En pratique, il est tout à fait possible de prononcer une mise à pied conservatoire :
- en même temps que la convocation à un entretien préalable ;
- peu avant la notification de cette convocation ;
- ou peu après cette convocation.
💡Boîte à outils : notre dossier vous fournit plusieurs exemples jurisprudentiels pour comprendre comment appréhender ces durées.
À lire aussi : Quel délai avez-vous pour prononcer une sanction disciplinaire pour sanctionner un salarié ?
Comment l'employeur doit-il notifier une mise à pied conservatoire au salarié afin de justifier cette décision en cas de contestation ?
Les 3 étapes d'une mise à pied conservatoire
L'employeur doit informer le salarié immédiatement de la mise à pied conservatoire, en précisant les motifs qui la justifient, puis le convoquer à un entretien préalable pour lui permettre de se défendre.
Une notification orale ou écrite
Aucune condition de forme n'est imposée par le Code du travail quant à la notification d'une mise à pied conservatoire, contrairement à une mise à pied disciplinaire.
Ainsi, celle-ci peut être prononcée oralement ou par écrit.
Une notification écrite pour se ménager une preuve
En revanche, en cas de litige devant le Conseil de prud'hommes, pour des raisons de preuve, l'écrit reste le meilleur moyen d'attester du caractère conservatoire de la mise à pied.
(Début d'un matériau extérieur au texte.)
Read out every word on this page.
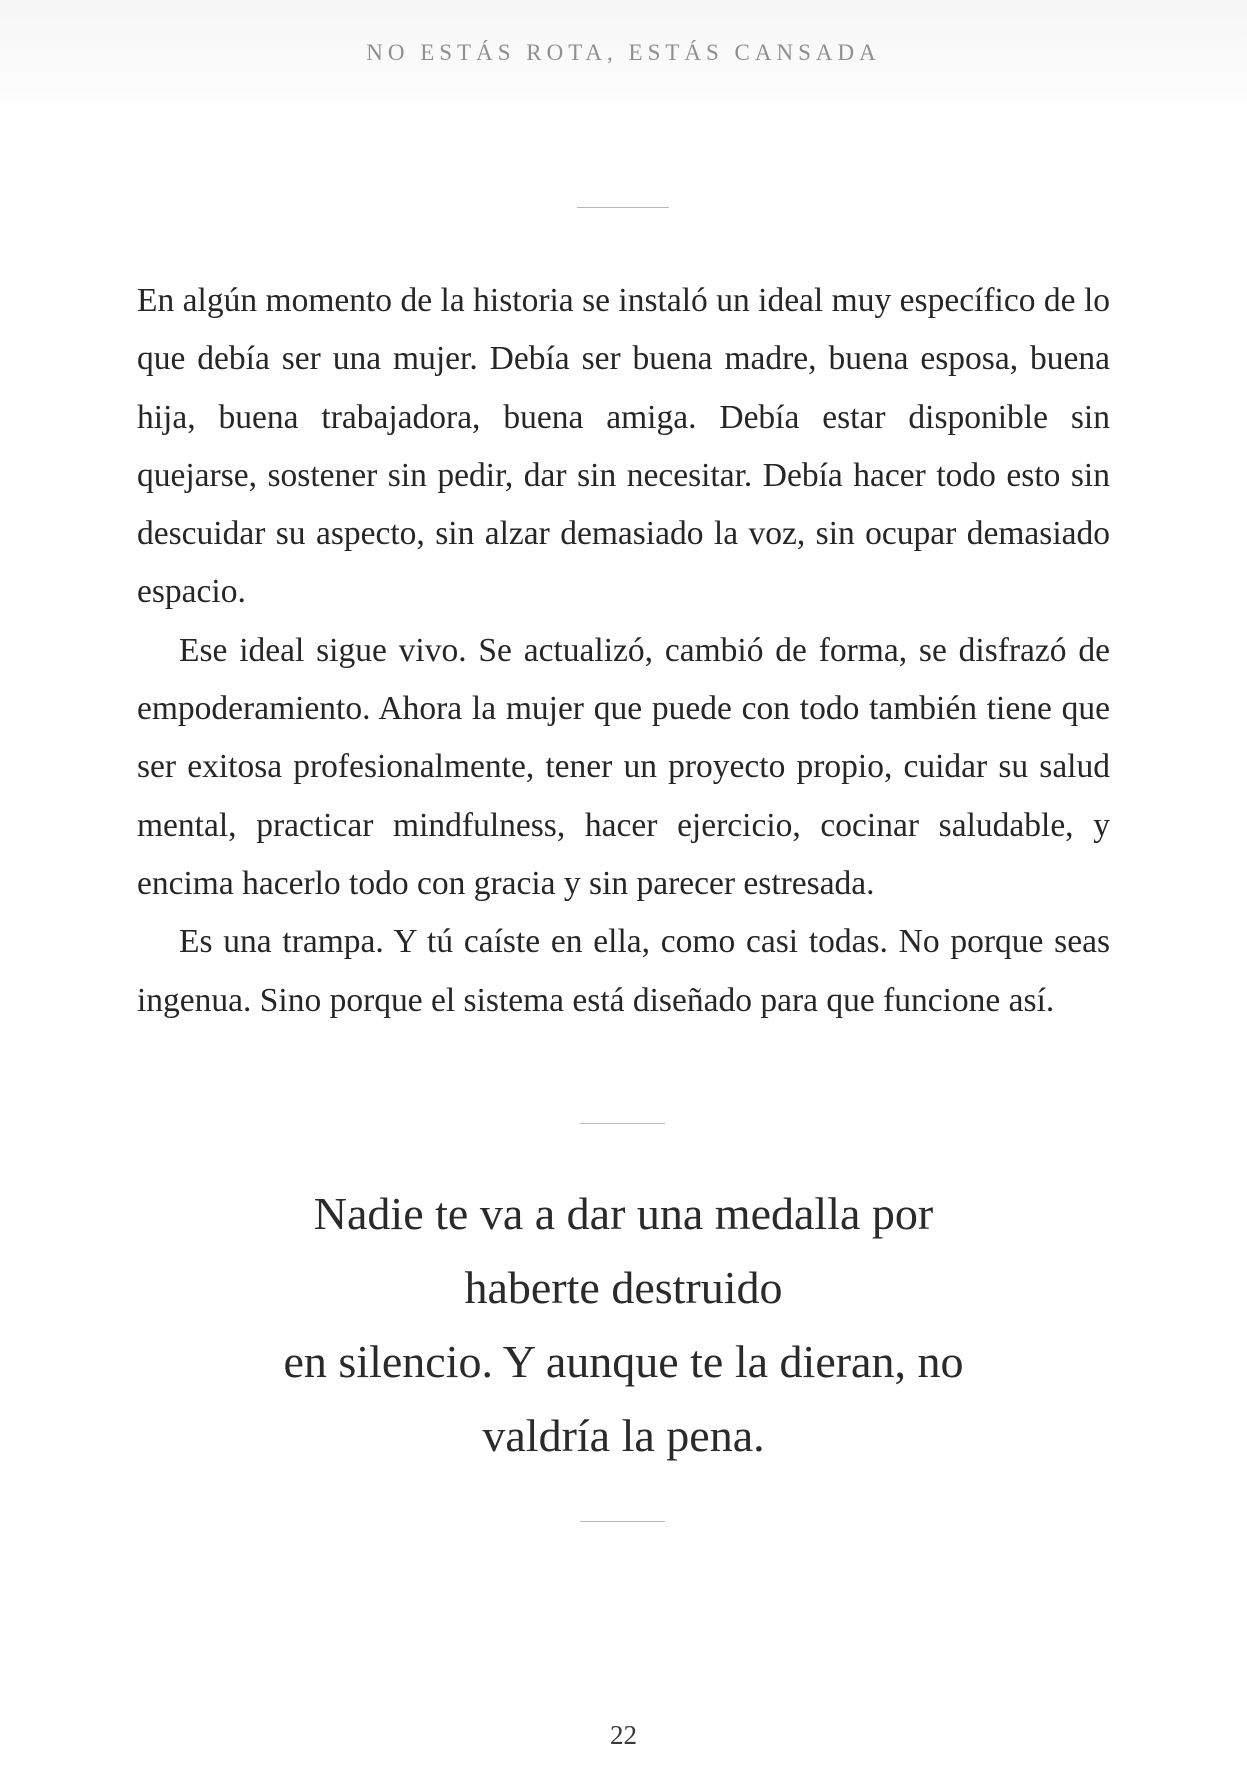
NO ESTÁS ROTA, ESTÁS CANSADA

En algún momento de la historia se instaló un ideal muy específico de lo que debía ser una mujer. Debía ser buena madre, buena esposa, buena hija, buena trabajadora, buena amiga. Debía estar disponible sin quejarse, sostener sin pedir, dar sin necesitar. Debía hacer todo esto sin descuidar su aspecto, sin alzar demasiado la voz, sin ocupar demasiado espacio.

Ese ideal sigue vivo. Se actualizó, cambió de forma, se disfrazó de empoderamiento. Ahora la mujer que puede con todo también tiene que ser exitosa profesionalmente, tener un proyecto propio, cuidar su salud mental, practicar mindfulness, hacer ejercicio, cocinar saludable, y encima hacerlo todo con gracia y sin parecer estresada.

Es una trampa. Y tú caíste en ella, como casi todas. No porque seas ingenua. Sino porque el sistema está diseñado para que funcione así.

Nadie te va a dar una medalla por
haberte destruido
en silencio. Y aunque te la dieran, no
valdría la pena.
22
De plus, le juge pourra accorder une attention particulière au fait que le caractère conservatoire de la mise à pied soit expressément indiqué par l'employeur sur le courrier indiqué au salarié. Néanmoins, le juge n'est pas lié par la qualification choisie par l'employeur (8).
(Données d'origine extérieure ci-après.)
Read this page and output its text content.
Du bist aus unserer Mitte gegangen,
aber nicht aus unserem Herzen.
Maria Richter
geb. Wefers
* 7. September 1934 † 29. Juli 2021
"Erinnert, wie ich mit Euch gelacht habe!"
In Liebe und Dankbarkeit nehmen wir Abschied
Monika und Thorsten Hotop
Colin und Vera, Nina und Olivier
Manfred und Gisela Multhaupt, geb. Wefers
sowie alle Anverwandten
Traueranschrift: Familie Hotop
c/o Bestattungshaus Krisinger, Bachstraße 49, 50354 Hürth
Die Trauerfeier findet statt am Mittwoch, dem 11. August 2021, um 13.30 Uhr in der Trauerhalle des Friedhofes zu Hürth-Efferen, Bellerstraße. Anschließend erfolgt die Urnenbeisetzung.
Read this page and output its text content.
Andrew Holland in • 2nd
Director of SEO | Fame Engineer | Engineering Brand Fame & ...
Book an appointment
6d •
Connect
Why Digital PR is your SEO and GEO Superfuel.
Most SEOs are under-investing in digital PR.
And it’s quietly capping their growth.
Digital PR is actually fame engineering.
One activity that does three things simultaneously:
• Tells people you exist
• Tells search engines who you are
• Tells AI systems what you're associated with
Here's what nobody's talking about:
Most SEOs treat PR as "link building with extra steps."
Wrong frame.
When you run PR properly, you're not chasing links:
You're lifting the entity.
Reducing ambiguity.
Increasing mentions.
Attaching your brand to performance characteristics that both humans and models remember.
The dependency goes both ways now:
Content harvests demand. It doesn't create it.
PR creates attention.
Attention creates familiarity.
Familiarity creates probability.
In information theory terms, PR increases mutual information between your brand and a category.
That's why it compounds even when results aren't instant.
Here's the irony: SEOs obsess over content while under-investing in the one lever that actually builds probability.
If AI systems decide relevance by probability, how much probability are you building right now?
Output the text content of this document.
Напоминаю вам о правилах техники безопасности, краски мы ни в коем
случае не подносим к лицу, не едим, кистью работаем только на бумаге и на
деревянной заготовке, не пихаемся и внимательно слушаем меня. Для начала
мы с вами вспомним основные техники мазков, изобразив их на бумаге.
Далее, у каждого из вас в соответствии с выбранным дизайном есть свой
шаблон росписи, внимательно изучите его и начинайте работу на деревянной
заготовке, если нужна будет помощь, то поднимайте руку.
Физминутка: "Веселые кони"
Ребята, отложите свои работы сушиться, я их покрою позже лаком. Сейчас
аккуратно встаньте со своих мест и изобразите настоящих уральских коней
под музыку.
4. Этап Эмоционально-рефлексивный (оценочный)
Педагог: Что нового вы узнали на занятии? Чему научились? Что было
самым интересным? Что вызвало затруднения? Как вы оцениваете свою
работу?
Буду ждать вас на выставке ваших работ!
Pour aller plus loin : Litige devant le Conseil des prud'hommes (CPH) : pouvez-vous utiliser un élément de preuve déloyal ?
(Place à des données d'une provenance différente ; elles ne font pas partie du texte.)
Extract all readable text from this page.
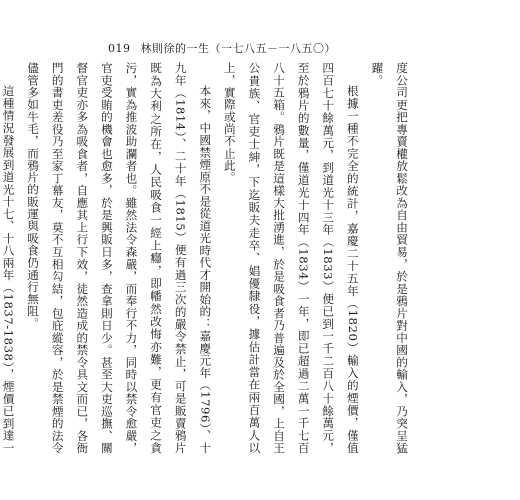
019 林則徐的一生（一七八五－一八五〇）

度公司更把專賣權放鬆改為自由貿易，於是鴉片對中國的輸入，乃突呈猛躍。

根據一種不完全的統計，嘉慶二十五年（1820）輸入的煙價，僅值四百七十餘萬元，到道光十三年（1833）便已到一千二百八十餘萬元，至於鴉片的數量，僅道光十四年（1834）一年，即已超過二萬一千七百八十五箱。鴉片既是這樣大批湧進，於是吸食者乃普遍及於全國，上自王公貴族、官吏士紳，下迄販夫走卒、娼優隸役，據估計當在兩百萬人以上，實際或尚不止此。

本來，中國禁煙原不是從道光時代才開始的：嘉慶元年（1796）、十九年（1814）、二十年（1815）便有過三次的嚴令禁止，可是販賣鴉片既為大利之所在，人民吸食一經上癮，即幡然改悔亦難，更有官吏之貪污，實為推波助瀾者也。雖然法令森嚴，而奉行不力，同時以禁令愈嚴，官吏受賄的機會也愈多，於是興販日多，查拿則日少。甚至大吏巡撫、關督官吏亦多為吸食者，自應其上行下效，徒然造成的禁令具文而已，各衙門的書吏差役乃至家丁幕友，莫不互相勾結，包庇縱容，於是禁煙的法令儘管多如牛毛，而鴉片的販運與吸食仍通行無阻。

這種情況發展到道光十七、十八兩年（1837-1838），煙價已到達一
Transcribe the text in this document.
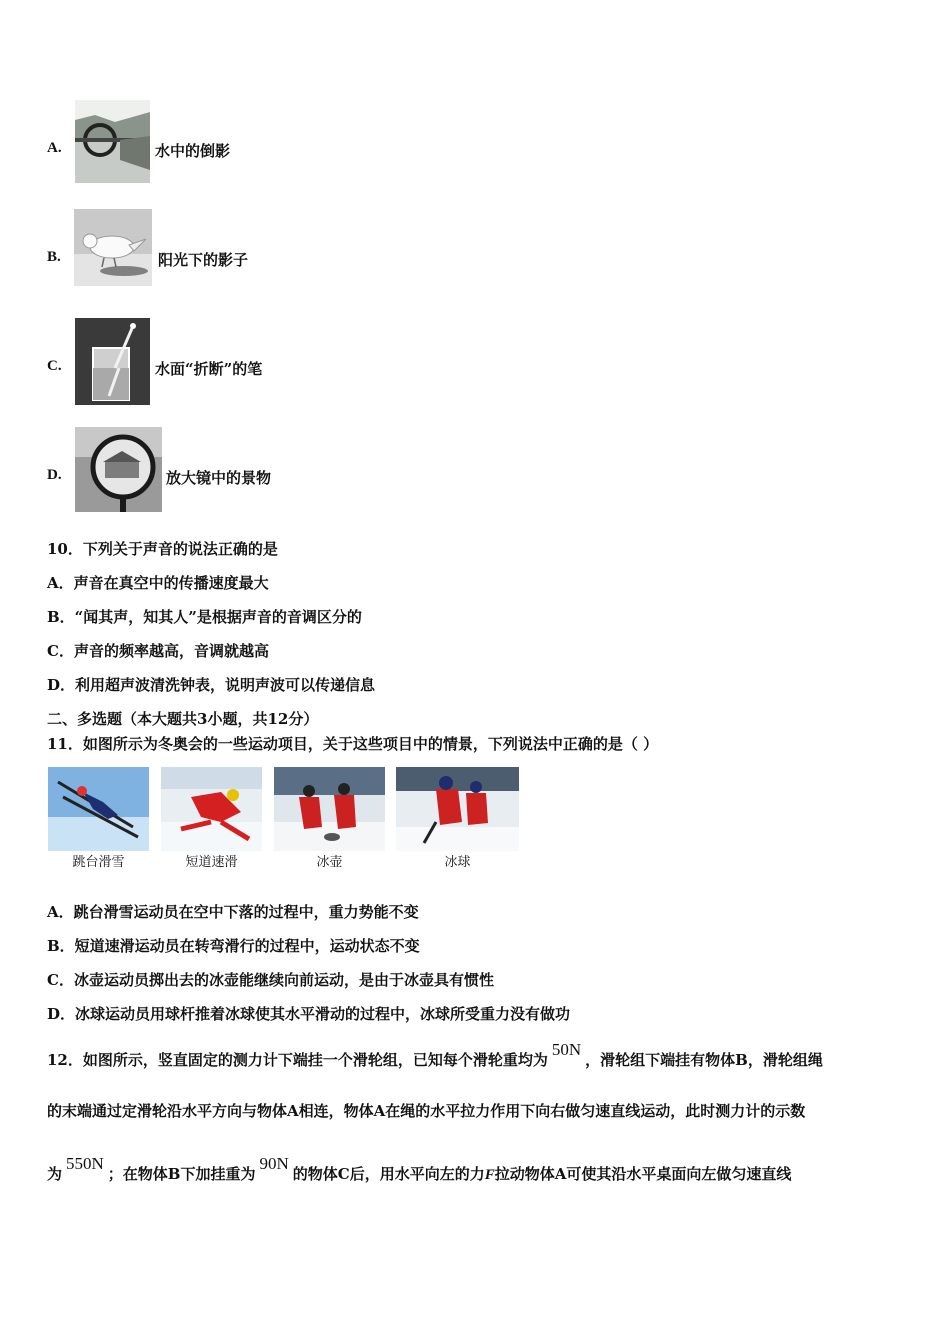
A.	水中的倒影
B.	阳光下的影子
C.	水面“折断”的笔
D.	放大镜中的景物
10．下列关于声音的说法正确的是
A．声音在真空中的传播速度最大
B．“闻其声，知其人”是根据声音的音调区分的
C．声音的频率越高，音调就越高
D．利用超声波清洗钟表，说明声波可以传递信息
二、多选题（本大题共3小题，共12分）
11．如图所示为冬奥会的一些运动项目，关于这些项目中的情景，下列说法中正确的是（ ）
跳台滑雪	短道速滑	冰壶	冰球
A．跳台滑雪运动员在空中下落的过程中，重力势能不变
B．短道速滑运动员在转弯滑行的过程中，运动状态不变
C．冰壶运动员掷出去的冰壶能继续向前运动，是由于冰壶具有惯性
D．冰球运动员用球杆推着冰球使其水平滑动的过程中，冰球所受重力没有做功
12．如图所示，竖直固定的测力计下端挂一个滑轮组，已知每个滑轮重均为50N，滑轮组下端挂有物体B，滑轮组绳
的末端通过定滑轮沿水平方向与物体A相连，物体A在绳的水平拉力作用下向右做匀速直线运动，此时测力计的示数
为550N；在物体B下加挂重为90N的物体C后，用水平向左的力F拉动物体A可使其沿水平桌面向左做匀速直线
Notre modèle de lettre de mise à pied conservatoire
La lettre de notification de la mise à pied conservatoire peut être envoyée en courrier recommandé avec accusé de réception, ou être remis en main propre contre décharge à l'employeur, afin de conférer date certaine à cette notification.
Quelles sont les étapes de la procédure disciplinaire suivant une mise à pied conservatoire ?
Une fois que le salarié est mis à pied à titre conservatoire, ce sont les étapes classiques d'une procédure disciplinaire qui doivent s'appliquer.
En général, pour les sanctions les plus lourdes (rétrogradation, licenciement, mise à pied disciplinaire, etc.), le salarié doit être convoqué à un entretien préalable, dans les délais légaux, et bénéficier d'un entretien afin de connaître les motifs de sa sanction.
Par exemple, l'employeur doit respecter la convocation à l'entretien préalable au licenciement lorsque cette issue est choisie.
Bon à savoir : la mise à pied conservatoire des salariés protégés doit faire l'objet d'une procédure spécifique.
Le salarié peut-il contester une mise à pied conservatoire et quels sont ses recours en cas de mise à pied injustifiée ?
Refus et contestation du salarié
Oui, le salarié peut refuser, et dans certains cas contester une mise à pied conservatoire, s'il estime que son comportement n'est pas fautif ou que son employeur ne respecte pas la procédure (durées trop longues, pas de procédure disciplinaire enclenchée, défaut de paiement de la période de mise à pied dans les cas prévus, etc.).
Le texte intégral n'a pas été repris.